The next morning, she had her revenge. When Suzette stepped out of bed, she stepped on the thumbtacks that Hanna had laid out during the night. Hanna entered, clutching a hammer. Suzette screamed that she was going to call the police, and Hanna ran. When Alex got home, they took the tacks out and called Beatrix, who told them to lay low over the weekend.

It was Walpurgis, and Alex decided that they could turn the Swedish holiday into an exorcism of Marie-Anne.
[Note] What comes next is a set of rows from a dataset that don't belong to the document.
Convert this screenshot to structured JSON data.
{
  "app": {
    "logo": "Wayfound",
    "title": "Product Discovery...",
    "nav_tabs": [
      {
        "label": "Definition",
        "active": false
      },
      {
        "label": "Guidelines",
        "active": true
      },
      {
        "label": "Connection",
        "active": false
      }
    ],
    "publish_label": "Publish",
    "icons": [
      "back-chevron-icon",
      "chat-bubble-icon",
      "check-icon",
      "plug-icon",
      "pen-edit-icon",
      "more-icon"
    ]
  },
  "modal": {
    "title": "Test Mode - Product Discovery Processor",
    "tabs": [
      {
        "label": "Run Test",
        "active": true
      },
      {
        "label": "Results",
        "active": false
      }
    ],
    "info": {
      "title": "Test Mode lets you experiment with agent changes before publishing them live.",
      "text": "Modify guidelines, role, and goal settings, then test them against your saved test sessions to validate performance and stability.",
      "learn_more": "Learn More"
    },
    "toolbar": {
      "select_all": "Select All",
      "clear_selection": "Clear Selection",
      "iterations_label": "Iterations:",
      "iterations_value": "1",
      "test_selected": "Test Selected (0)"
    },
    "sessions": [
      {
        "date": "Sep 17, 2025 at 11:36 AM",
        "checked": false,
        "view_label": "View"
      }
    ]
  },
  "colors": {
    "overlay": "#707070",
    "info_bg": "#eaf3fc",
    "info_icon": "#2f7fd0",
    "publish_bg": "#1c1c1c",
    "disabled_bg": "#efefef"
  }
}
Suzette helped Hanna draw a picture of the witch, and Alex built a bonfire in the backyard. The two parents felt optimistic, not realizing that Hanna had her own plan up her sleeve. They threw the drawing into the fire, but when Suzette spilled wine on herself, Hanna began chanting a curse and tossed coals at her with a stick. Alex rushed them all to urgent care, and the doctor told Suzette that the burn on her face would likely leave a scar. The next day at the therapist appointment, Beatrix asked whether she wanted Mommy gone or dead, and she nodded an enthusiastic yes.

For Suzette’s safety and Hanna’s best interests, Beatrix suggested that the Jensens send her to a children’s psychiatric facility called Marshes. Reluctantly, they agreed. They went on Tuesday as a family, and Suzette helped Hanna make a stuffed toy of the UnderSlumberBumbleBeast, a character from her favorite book. The next day, without telling Hanna where they were going, they drove to the facility in rural Pennsylvania. They left Hanna without goodbyes, and when she realized what was happening, she ran after them, crying and clutching her toy. Suzette felt that she was returning to normal, and felt a guilty joy that her daughter was gone. Weeks went by until they got a call from Marshes. Hanna was on the phone, speaking in her own voice for the first time. She asked to come home, and while Alex wanted to let her, Suzette gave a firm no. Furious, Hanna resolved to become the best girl ever so that she could come home and get revenge.